I was a graduate student in Ann Arbor at the beginning of the 90s. At the time, the Borders brothers still owned Borders, and there were just two Borders stores: one in (I think) Plainfield (a Detroit suburb), and the original store on State Street. I loved that store like I've never loved a bookstore. The best thing about it was the staff that worked there. To get a job there, you had to pass a written test; and if you showed expertise in a particular subject area, you got to take some responsibility for ordering and stocking that subject area. The result was that if you walked in looking for a book on numerical thermodynamics, or differences in translations of The Inferno, you had a pretty good chance of being able to ask questions of someone who knew about the topic and had ordered the books and could provide you with useful info. Under no circumstances at all were you being helped by a high school kid who didn't know much of anything about the merchandise.

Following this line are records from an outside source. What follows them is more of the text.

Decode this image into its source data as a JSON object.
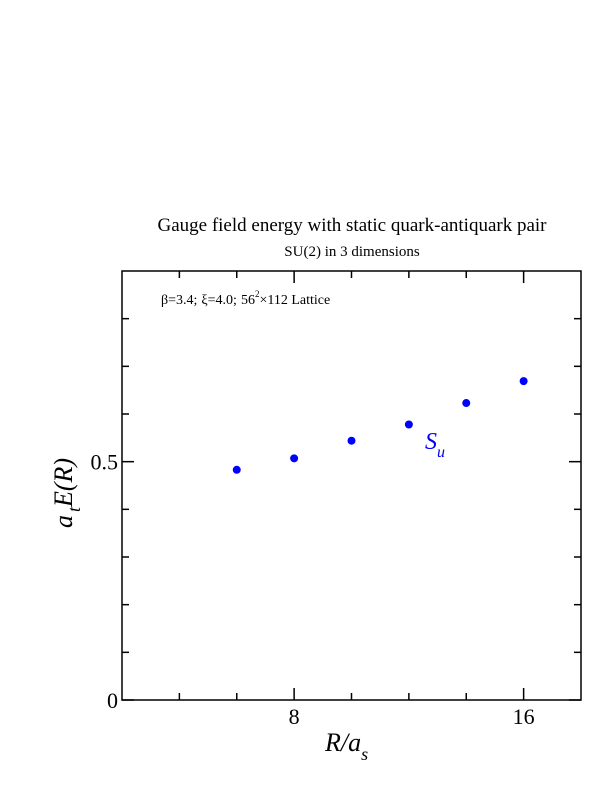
{
  "chart_data": {
    "type": "scatter",
    "title": "Gauge field energy with static quark-antiquark pair",
    "subtitle": "SU(2) in 3 dimensions",
    "annotation": {
      "beta": "β=3.4;",
      "xi": "ξ=4.0;",
      "lattice_base": "56",
      "lattice_exp": "2",
      "lattice_rest": "×112 Lattice"
    },
    "xlabel": {
      "main": "R/a",
      "sub": "s"
    },
    "ylabel": {
      "main_a": "a",
      "sub": "t",
      "main_rest": "E(R)"
    },
    "xlim": [
      2,
      18
    ],
    "ylim": [
      0,
      0.9
    ],
    "x_major_ticks": [
      8,
      16
    ],
    "x_tick_labels": [
      "8",
      "16"
    ],
    "x_minor_ticks": [
      4,
      6,
      10,
      12,
      14
    ],
    "y_major_ticks": [
      0,
      0.5
    ],
    "y_tick_labels": [
      "0",
      "0.5"
    ],
    "y_minor_ticks": [
      0.1,
      0.2,
      0.3,
      0.4,
      0.6,
      0.7,
      0.8
    ],
    "grid": false,
    "series": [
      {
        "name": "S_u",
        "label_main": "S",
        "label_sub": "u",
        "color": "#0000ff",
        "x": [
          6,
          8,
          10,
          12,
          14,
          16
        ],
        "y": [
          0.483,
          0.507,
          0.544,
          0.578,
          0.623,
          0.669
        ]
      }
    ]
  }
}
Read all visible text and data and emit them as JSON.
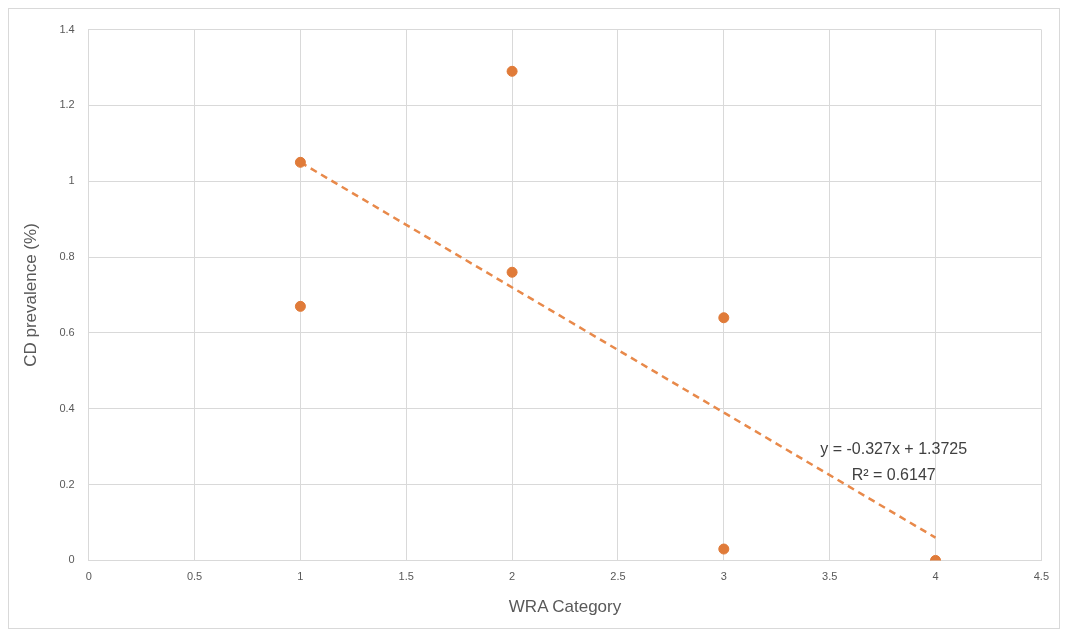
{
  "chart_data": {
    "type": "scatter",
    "xlabel": "WRA Category",
    "ylabel": "CD prevalence (%)",
    "xlim": [
      0,
      4.5
    ],
    "xticks": [
      0,
      0.5,
      1,
      1.5,
      2,
      2.5,
      3,
      3.5,
      4,
      4.5
    ],
    "ylim": [
      0,
      1.4
    ],
    "yticks": [
      0,
      0.2,
      0.4,
      0.6,
      0.8,
      1,
      1.2,
      1.4
    ],
    "grid": true,
    "legend": false,
    "series": [
      {
        "color": "#e07b39",
        "marker": "circle",
        "x": [
          1,
          1,
          2,
          2,
          3,
          3,
          4
        ],
        "values": [
          1.05,
          0.67,
          1.29,
          0.76,
          0.64,
          0.03,
          0.0
        ]
      },
      {
        "type": "line",
        "color": "#e8894a",
        "marker": "none",
        "line_style": "dashed",
        "x": [
          1,
          4
        ],
        "values": [
          1.05,
          0.06
        ]
      }
    ],
    "annotations": [
      "y = -0.327x + 1.3725",
      "R² = 0.6147"
    ]
  }
}
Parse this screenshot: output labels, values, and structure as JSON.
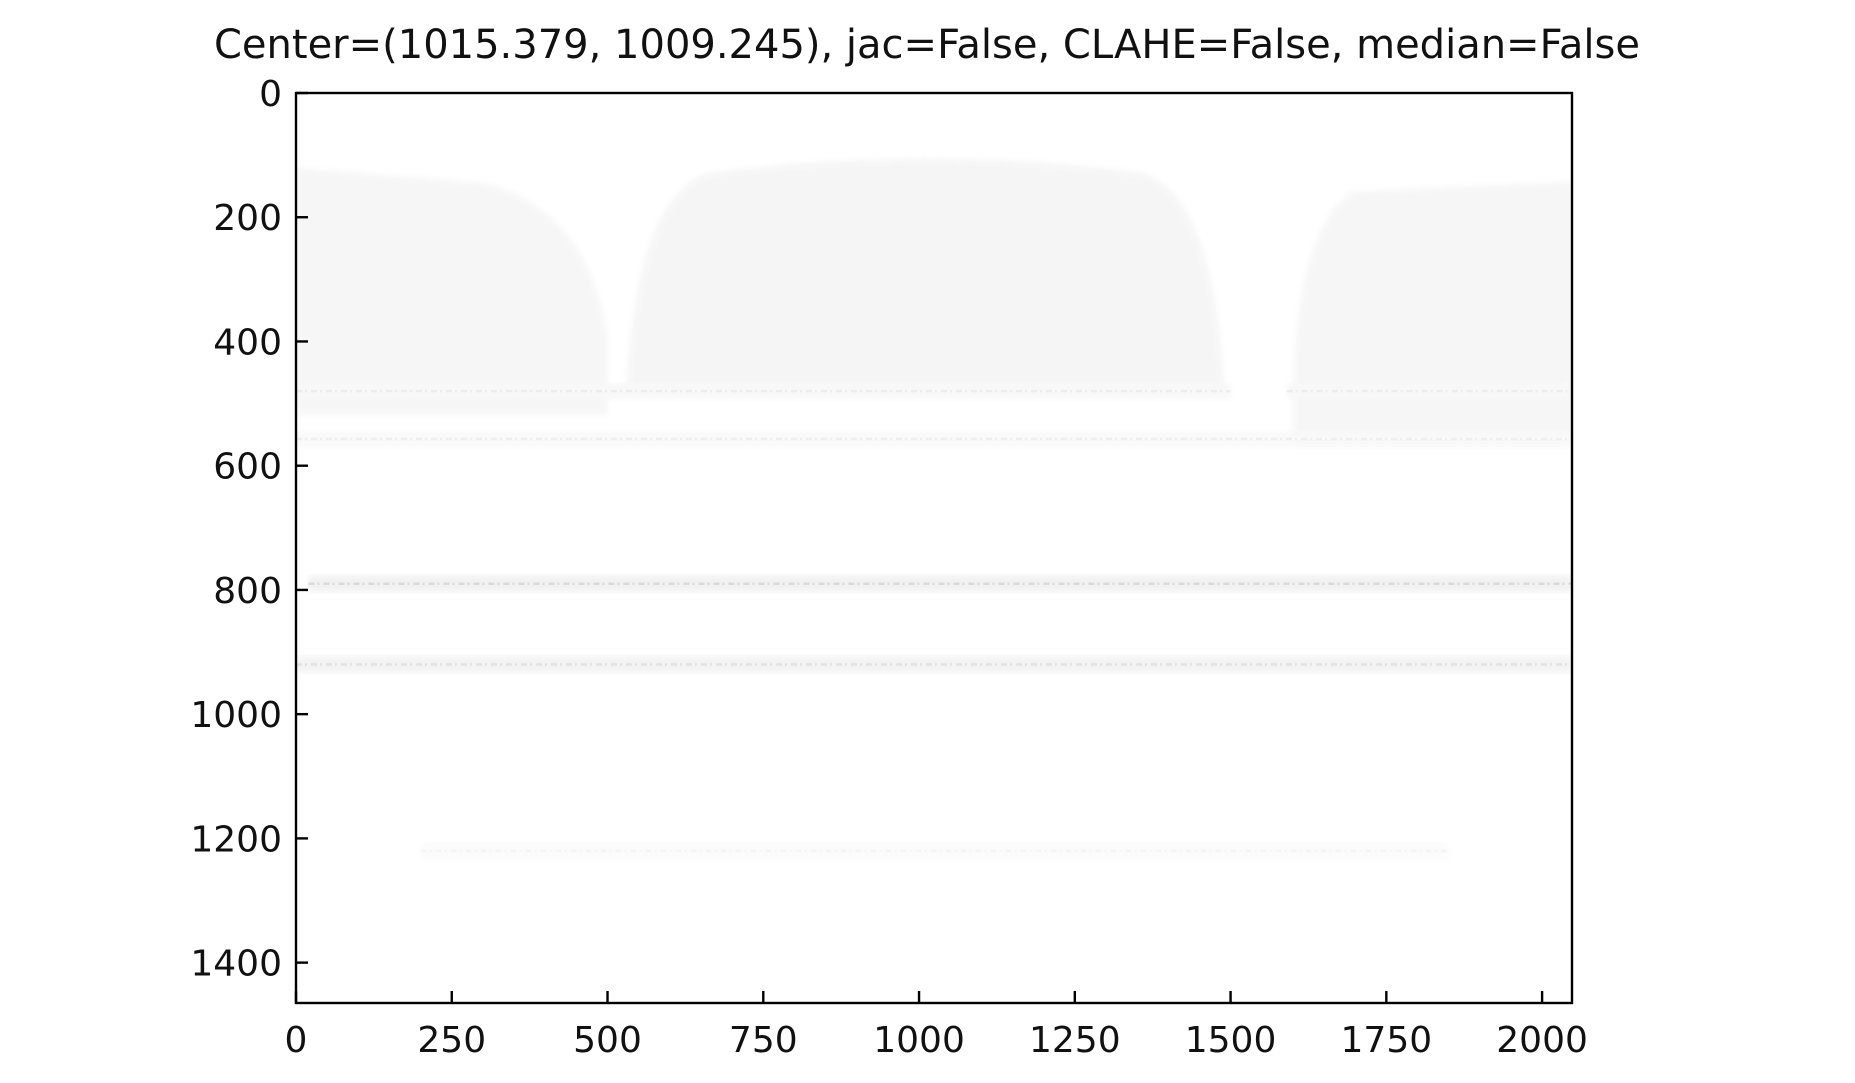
{
  "chart_data": {
    "type": "heatmap",
    "title": "Center=(1015.379, 1009.245), jac=False, CLAHE=False, median=False",
    "xlabel": "",
    "ylabel": "",
    "xlim": [
      0,
      2048
    ],
    "ylim": [
      1465,
      0
    ],
    "y_axis_inverted": true,
    "grid": false,
    "colormap": "gray_r",
    "x_ticks": [
      0,
      250,
      500,
      750,
      1000,
      1250,
      1500,
      1750,
      2000
    ],
    "x_tick_labels": [
      "0",
      "250",
      "500",
      "750",
      "1000",
      "1250",
      "1500",
      "1750",
      "2000"
    ],
    "y_ticks": [
      0,
      200,
      400,
      600,
      800,
      1000,
      1200,
      1400
    ],
    "y_tick_labels": [
      "0",
      "200",
      "400",
      "600",
      "800",
      "1000",
      "1200",
      "1400"
    ],
    "image_regions": [
      {
        "kind": "faint_blob",
        "description_free_x_span": [
          0,
          500
        ],
        "y_span": [
          120,
          390
        ],
        "intensity": 0.035
      },
      {
        "kind": "faint_blob",
        "x_span": [
          530,
          1490
        ],
        "y_span": [
          105,
          480
        ],
        "intensity": 0.04
      },
      {
        "kind": "faint_blob",
        "x_span": [
          1600,
          2048
        ],
        "y_span": [
          150,
          470
        ],
        "intensity": 0.035
      }
    ],
    "streaks": [
      {
        "y": 480,
        "x_span": [
          0,
          1500
        ],
        "intensity": 0.08
      },
      {
        "y": 480,
        "x_span": [
          1590,
          2048
        ],
        "intensity": 0.08
      },
      {
        "y": 557,
        "x_span": [
          0,
          2048
        ],
        "intensity": 0.07
      },
      {
        "y": 790,
        "x_span": [
          20,
          2048
        ],
        "intensity": 0.16
      },
      {
        "y": 920,
        "x_span": [
          0,
          2048
        ],
        "intensity": 0.13
      },
      {
        "y": 1220,
        "x_span": [
          200,
          1850
        ],
        "intensity": 0.04
      }
    ],
    "background_intensity_top": 0.03,
    "background_intensity_bottom": 0.0
  }
}
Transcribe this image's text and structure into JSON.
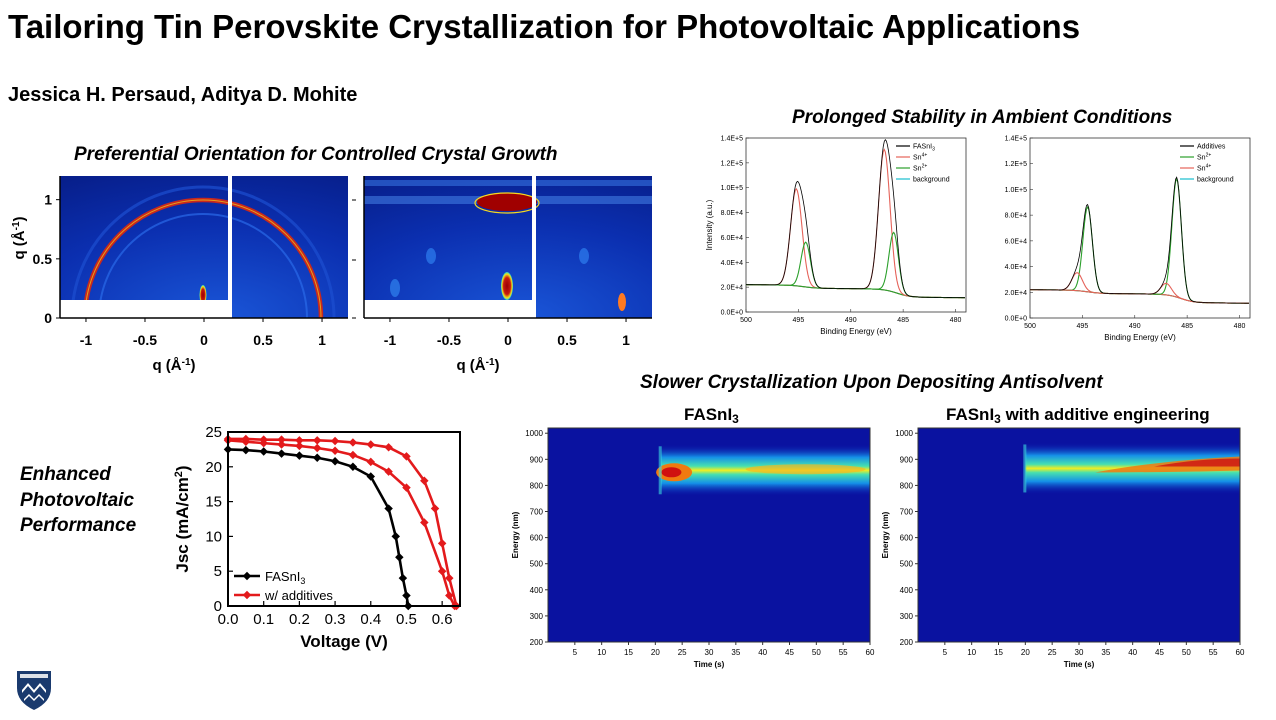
{
  "title": "Tailoring Tin Perovskite Crystallization for Photovoltaic Applications",
  "authors": "Jessica H. Persaud, Aditya D. Mohite",
  "sections": {
    "orientation": "Preferential Orientation for Controlled Crystal Growth",
    "stability": "Prolonged Stability in Ambient Conditions",
    "crystallization": "Slower Crystallization Upon Depositing Antisolvent",
    "performance": [
      "Enhanced",
      "Photovoltaic",
      "Performance"
    ]
  },
  "giwaxs": {
    "xticks": [
      "-1",
      "-0.5",
      "0",
      "0.5",
      "1"
    ],
    "yticks": [
      "0",
      "0.5",
      "1"
    ],
    "ylabel": "q (Å",
    "ylabel_sup": "-1",
    "xlabel": "q (Å",
    "xlabel_sup": "-1",
    "colors": {
      "background": "#0a2aa8",
      "ring": "#c8281e",
      "peak": "#a00000"
    }
  },
  "chart_data": [
    {
      "type": "line",
      "xlabel": "Binding Energy (eV)",
      "ylabel": "Intensity (a.u.)",
      "xlim": [
        500,
        479
      ],
      "ylim": [
        0,
        140000
      ],
      "xticks": [
        "500",
        "495",
        "490",
        "485",
        "480"
      ],
      "yticks": [
        "0.0E+0",
        "2.0E+4",
        "4.0E+4",
        "6.0E+4",
        "8.0E+4",
        "1.0E+5",
        "1.2E+5",
        "1.4E+5"
      ],
      "legend": [
        "FASnI3",
        "Sn4+",
        "Sn2+",
        "background"
      ],
      "legend_display": [
        {
          "base": "FASnI",
          "sup": "",
          "sub": "3"
        },
        {
          "base": "Sn",
          "sup": "4+",
          "sub": ""
        },
        {
          "base": "Sn",
          "sup": "2+",
          "sub": ""
        },
        {
          "base": "background",
          "sup": "",
          "sub": ""
        }
      ],
      "legend_position": "top-right",
      "colors": [
        "#000000",
        "#e5635a",
        "#2ca02c",
        "#17becf"
      ]
    },
    {
      "type": "line",
      "xlabel": "Binding Energy (eV)",
      "ylabel": "",
      "xlim": [
        500,
        479
      ],
      "ylim": [
        0,
        140000
      ],
      "xticks": [
        "500",
        "495",
        "490",
        "485",
        "480"
      ],
      "yticks": [
        "0.0E+0",
        "2.0E+4",
        "4.0E+4",
        "6.0E+4",
        "8.0E+4",
        "1.0E+5",
        "1.2E+5",
        "1.4E+5"
      ],
      "legend": [
        "Additives",
        "Sn2+",
        "Sn4+",
        "background"
      ],
      "legend_display": [
        {
          "base": "Additives",
          "sup": "",
          "sub": ""
        },
        {
          "base": "Sn",
          "sup": "2+",
          "sub": ""
        },
        {
          "base": "Sn",
          "sup": "4+",
          "sub": ""
        },
        {
          "base": "background",
          "sup": "",
          "sub": ""
        }
      ],
      "legend_position": "top-right",
      "colors": [
        "#000000",
        "#2ca02c",
        "#e5635a",
        "#17becf"
      ]
    },
    {
      "type": "line",
      "xlabel": "Voltage (V)",
      "ylabel": "Jsc (mA/cm",
      "ylabel_sup": "2",
      "xlim": [
        0,
        0.65
      ],
      "ylim": [
        0,
        25
      ],
      "xticks": [
        "0.0",
        "0.1",
        "0.2",
        "0.3",
        "0.4",
        "0.5",
        "0.6"
      ],
      "yticks": [
        "0",
        "5",
        "10",
        "15",
        "20",
        "25"
      ],
      "legend_position": "bottom-left",
      "series": [
        {
          "name": "FASnI3",
          "legend_base": "FASnI",
          "legend_sub": "3",
          "color": "#000000",
          "x": [
            0,
            0.05,
            0.1,
            0.15,
            0.2,
            0.25,
            0.3,
            0.35,
            0.4,
            0.45,
            0.47,
            0.48,
            0.49,
            0.5,
            0.505
          ],
          "y": [
            22.5,
            22.4,
            22.2,
            21.9,
            21.6,
            21.3,
            20.8,
            20.0,
            18.6,
            14.0,
            10.0,
            7.0,
            4.0,
            1.5,
            0
          ]
        },
        {
          "name": "w/ additives",
          "color": "#e31a1c",
          "x": [
            0,
            0.05,
            0.1,
            0.15,
            0.2,
            0.25,
            0.3,
            0.35,
            0.4,
            0.45,
            0.5,
            0.55,
            0.6,
            0.62,
            0.635
          ],
          "y": [
            23.8,
            23.6,
            23.4,
            23.2,
            23.0,
            22.7,
            22.3,
            21.7,
            20.7,
            19.3,
            17.0,
            12.0,
            5.0,
            1.5,
            0
          ]
        },
        {
          "name": "",
          "color": "#e31a1c",
          "x": [
            0,
            0.05,
            0.1,
            0.15,
            0.2,
            0.25,
            0.3,
            0.35,
            0.4,
            0.45,
            0.5,
            0.55,
            0.58,
            0.6,
            0.62,
            0.64
          ],
          "y": [
            24.0,
            24.0,
            23.9,
            23.9,
            23.8,
            23.8,
            23.7,
            23.5,
            23.2,
            22.8,
            21.5,
            18.0,
            14.0,
            9.0,
            4.0,
            0
          ]
        }
      ]
    },
    {
      "type": "heatmap",
      "title_base": "FASnI",
      "title_sub": "3",
      "xlabel": "Time (s)",
      "ylabel": "Energy (nm)",
      "xlim": [
        0,
        60
      ],
      "ylim": [
        200,
        1020
      ],
      "xticks": [
        "5",
        "10",
        "15",
        "20",
        "25",
        "30",
        "35",
        "40",
        "45",
        "50",
        "55",
        "60"
      ],
      "yticks": [
        "200",
        "300",
        "400",
        "500",
        "600",
        "700",
        "800",
        "900",
        "1000"
      ],
      "onset_time_s": 21,
      "band_center_nm": 858
    },
    {
      "type": "heatmap",
      "title_base": "FASnI",
      "title_sub": "3",
      "title_suffix": " with additive engineering",
      "xlabel": "Time (s)",
      "ylabel": "Energy (nm)",
      "xlim": [
        0,
        60
      ],
      "ylim": [
        200,
        1020
      ],
      "xticks": [
        "5",
        "10",
        "15",
        "20",
        "25",
        "30",
        "35",
        "40",
        "45",
        "50",
        "55",
        "60"
      ],
      "yticks": [
        "200",
        "300",
        "400",
        "500",
        "600",
        "700",
        "800",
        "900",
        "1000"
      ],
      "onset_time_s": 20,
      "band_center_nm": 865
    }
  ],
  "logo": {
    "name": "shield-logo",
    "color": "#1a3a6e"
  }
}
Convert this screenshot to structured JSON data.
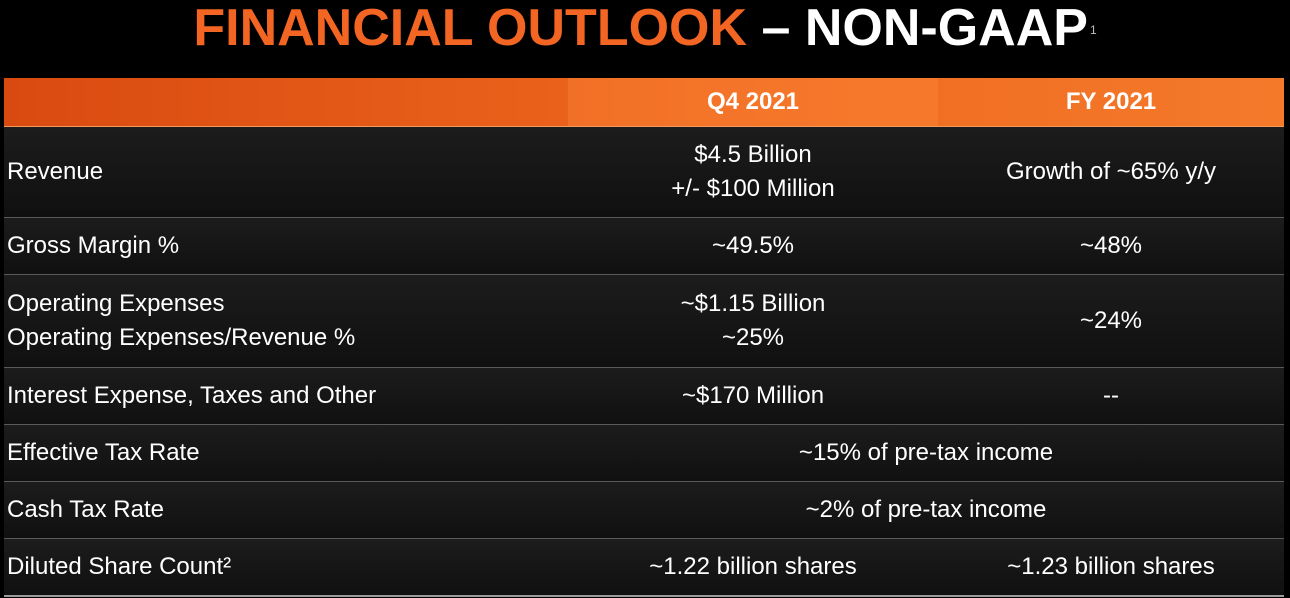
{
  "title": {
    "part1": "FINANCIAL OUTLOOK",
    "part2": " – NON-GAAP",
    "footnote": "1"
  },
  "colors": {
    "title_orange": "#f26522",
    "header_orange": "#f06a20",
    "background": "#000000"
  },
  "table": {
    "columns": [
      "",
      "Q4 2021",
      "FY 2021"
    ],
    "rows": {
      "revenue": {
        "label": "Revenue",
        "q4_line1": "$4.5 Billion",
        "q4_line2": "+/- $100 Million",
        "fy": "Growth of ~65% y/y"
      },
      "gross_margin": {
        "label": "Gross Margin %",
        "q4": "~49.5%",
        "fy": "~48%"
      },
      "opex": {
        "label_line1": "Operating Expenses",
        "label_line2": "Operating Expenses/Revenue %",
        "q4_line1": "~$1.15 Billion",
        "q4_line2": "~25%",
        "fy": "~24%"
      },
      "interest": {
        "label": "Interest Expense, Taxes and Other",
        "q4": "~$170 Million",
        "fy": "--"
      },
      "effective_tax": {
        "label": "Effective Tax Rate",
        "value": "~15% of pre-tax income"
      },
      "cash_tax": {
        "label": "Cash Tax Rate",
        "value": "~2% of pre-tax income"
      },
      "diluted_shares": {
        "label": "Diluted Share Count²",
        "q4": "~1.22 billion shares",
        "fy": "~1.23 billion shares"
      }
    }
  }
}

Then the brand got sold (to Waldenbooks/K-Mart, I believe), the State Street store moved into larger quarters (the old Jacobsen's store), they exploded coast-to-coast, and I found myself wandering into Borders in other cities that were certainly big, but didn't have the single biggest thing I liked about Borders: an exceptionally competent staff. Their newer owners had decided to compete purely on price and selection; it was inevitable that an internet vendor was eventually going to be able to beat them on those.
Which leaves me missing what I liked about them in the first place, something no internet vendor (even Amazon) has really replaced.